Le Vrai ou Faux a décidé d'en revenir aux faits pour faire le point sur l'immigration à Mayotte et ailleurs en France, mais il ne sera pas possible de dire s'il y a "trop" d'immigration ou pas, ni s'il y a une "submersion" migratoire ou non, car ce sont des jugements politiques, libres à l'appréciation de chacun, et non des faits objectifs qu'il est possible de vérifier.
Selon le dernier recensement exhaustif réalité par l'Insee à Mayotte, et qui date de l'année 2017, 35% des habitants de Mayotte sont nés dans un autre pays et près d'un habitant de l'archipel sur deux (48%) est étranger. Cela est dû à une forte immigration en provenance des Comores, un État d'Afrique centrale proche du département français dans l'océan Indien, et au départ des natifs de Mayotte vers d'autres régions de France ou vers d'autres pays.
Mais la situation de l'archipel n'est pas représentative de ce que connaissent tous les départements français. Dans les bases de données de l'Insee, on retrouve des taux d'immigration assez élevés dans certains départements spécifiques, tels que la Guyane (28%) et certains territoires de la région Île-de-France (31,6% en Seine-Saint-Denis, 22,7% dans le Val-de-Marne, 21,1% dans le Val-d'Oise et 20,1% à Paris". Mais il existe aussi tout une myriade de départements plutôt ruraux où moins de 10% de la population est immigrée, voire moins de 5% comme dans le Calvados, la Charente-Maritime, le Finistère, l'Indre, la Lozère, la Meuse, la Martinique ou encore à la Réunion.
L'idée de "submersion migratoire", qui est poussée par le Rassemblement national depuis des décennies, s'accompagne souvent d'une dénonciation d'une "hausse" de l'immigration. Le Vrai ou Faux de franceinfo a déjà pu expliquer ce qu'il y avait derrière le pic d'arrivées sur le territoire français en 2022 – chiffres les plus récents disponibles.
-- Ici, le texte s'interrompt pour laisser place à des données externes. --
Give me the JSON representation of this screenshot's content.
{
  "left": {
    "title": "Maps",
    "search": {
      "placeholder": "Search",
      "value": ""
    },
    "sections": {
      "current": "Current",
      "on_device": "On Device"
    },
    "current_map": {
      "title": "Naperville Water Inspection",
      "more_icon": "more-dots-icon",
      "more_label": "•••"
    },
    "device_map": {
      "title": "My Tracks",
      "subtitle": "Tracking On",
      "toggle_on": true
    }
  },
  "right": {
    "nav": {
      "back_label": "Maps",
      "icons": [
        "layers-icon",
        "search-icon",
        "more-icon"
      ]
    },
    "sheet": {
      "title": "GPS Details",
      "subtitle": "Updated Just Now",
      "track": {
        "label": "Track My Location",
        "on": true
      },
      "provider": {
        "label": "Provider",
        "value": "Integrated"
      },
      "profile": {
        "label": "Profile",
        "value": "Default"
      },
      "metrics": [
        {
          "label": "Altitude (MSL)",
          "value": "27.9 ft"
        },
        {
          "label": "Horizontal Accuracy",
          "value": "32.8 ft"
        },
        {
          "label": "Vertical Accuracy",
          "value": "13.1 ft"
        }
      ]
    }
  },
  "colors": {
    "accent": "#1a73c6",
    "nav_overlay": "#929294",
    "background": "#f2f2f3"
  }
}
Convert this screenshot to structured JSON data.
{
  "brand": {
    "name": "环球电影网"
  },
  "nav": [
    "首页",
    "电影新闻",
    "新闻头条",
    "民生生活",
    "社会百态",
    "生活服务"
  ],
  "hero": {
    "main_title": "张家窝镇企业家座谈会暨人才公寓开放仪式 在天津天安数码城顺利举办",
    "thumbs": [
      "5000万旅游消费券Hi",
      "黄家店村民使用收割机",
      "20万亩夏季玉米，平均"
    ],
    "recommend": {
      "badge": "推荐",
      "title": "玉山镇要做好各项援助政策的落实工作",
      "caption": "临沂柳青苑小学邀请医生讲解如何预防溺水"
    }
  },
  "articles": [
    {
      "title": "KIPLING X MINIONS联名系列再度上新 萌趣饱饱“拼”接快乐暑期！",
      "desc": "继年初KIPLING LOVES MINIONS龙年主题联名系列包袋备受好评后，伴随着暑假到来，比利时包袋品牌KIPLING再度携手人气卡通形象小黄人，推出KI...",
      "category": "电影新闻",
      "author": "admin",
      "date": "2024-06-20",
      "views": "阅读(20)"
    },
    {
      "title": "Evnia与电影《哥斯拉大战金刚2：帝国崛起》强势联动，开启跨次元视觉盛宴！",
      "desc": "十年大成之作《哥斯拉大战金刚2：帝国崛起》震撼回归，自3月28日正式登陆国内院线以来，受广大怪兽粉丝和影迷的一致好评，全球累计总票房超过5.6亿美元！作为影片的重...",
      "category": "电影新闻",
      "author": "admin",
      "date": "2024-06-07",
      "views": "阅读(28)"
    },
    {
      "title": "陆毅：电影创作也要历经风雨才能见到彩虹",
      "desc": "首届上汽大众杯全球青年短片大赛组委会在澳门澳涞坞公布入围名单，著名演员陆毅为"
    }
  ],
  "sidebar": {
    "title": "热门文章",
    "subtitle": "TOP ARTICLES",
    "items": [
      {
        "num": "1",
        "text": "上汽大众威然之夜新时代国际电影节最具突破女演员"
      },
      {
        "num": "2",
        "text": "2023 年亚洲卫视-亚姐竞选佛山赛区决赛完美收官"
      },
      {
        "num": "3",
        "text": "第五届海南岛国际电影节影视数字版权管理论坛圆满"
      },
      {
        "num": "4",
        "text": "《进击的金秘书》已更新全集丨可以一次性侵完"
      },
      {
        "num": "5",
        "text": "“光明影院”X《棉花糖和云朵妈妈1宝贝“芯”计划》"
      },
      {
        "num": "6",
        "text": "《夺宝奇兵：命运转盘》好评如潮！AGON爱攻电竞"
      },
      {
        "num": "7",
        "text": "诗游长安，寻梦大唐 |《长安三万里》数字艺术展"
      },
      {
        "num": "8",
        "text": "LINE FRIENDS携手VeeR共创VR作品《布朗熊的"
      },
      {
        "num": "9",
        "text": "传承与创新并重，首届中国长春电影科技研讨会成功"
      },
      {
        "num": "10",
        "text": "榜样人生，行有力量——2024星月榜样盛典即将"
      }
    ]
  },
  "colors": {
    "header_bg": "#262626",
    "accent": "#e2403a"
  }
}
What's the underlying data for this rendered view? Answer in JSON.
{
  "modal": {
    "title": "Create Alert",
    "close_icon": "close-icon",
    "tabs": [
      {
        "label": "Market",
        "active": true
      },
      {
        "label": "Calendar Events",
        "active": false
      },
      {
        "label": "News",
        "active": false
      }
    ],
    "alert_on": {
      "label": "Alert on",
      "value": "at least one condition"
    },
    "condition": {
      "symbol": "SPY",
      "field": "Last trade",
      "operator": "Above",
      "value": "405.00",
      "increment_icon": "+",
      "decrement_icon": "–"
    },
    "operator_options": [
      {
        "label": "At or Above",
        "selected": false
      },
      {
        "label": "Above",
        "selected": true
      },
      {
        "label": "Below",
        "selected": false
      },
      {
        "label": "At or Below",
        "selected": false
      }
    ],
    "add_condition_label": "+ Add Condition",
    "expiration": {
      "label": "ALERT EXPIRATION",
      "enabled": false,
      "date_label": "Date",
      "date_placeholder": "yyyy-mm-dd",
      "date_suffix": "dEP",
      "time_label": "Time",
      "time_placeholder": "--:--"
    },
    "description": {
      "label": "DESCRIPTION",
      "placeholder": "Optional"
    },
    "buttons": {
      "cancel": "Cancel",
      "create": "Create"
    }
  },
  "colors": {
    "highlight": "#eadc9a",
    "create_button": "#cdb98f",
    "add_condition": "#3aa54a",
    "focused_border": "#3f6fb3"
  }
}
Cette année-là, plus de 300 000 personnes sont entrées en France, soit 100 000 de plus que 15 années auparavant, selon l'Insee. Ce pic a été dénoncé en septembre dernier par Éric Ciotti, le député des Alpes-Maritimes, qui s'est rapproché du parti Reconquête ! d'Éric Zemmour et du Rassemblement national. Sauf que ce pic était dû principalement à la guerre en Ukraine. En 2022, la France a accueilli près de 42 000 Ukrainiens. Les autres nationalités les plus représentées parmi ceux qui arrivaient en France étaient les Algériens, les Marocains, les Tunisiens, les Italiens et les Afghans.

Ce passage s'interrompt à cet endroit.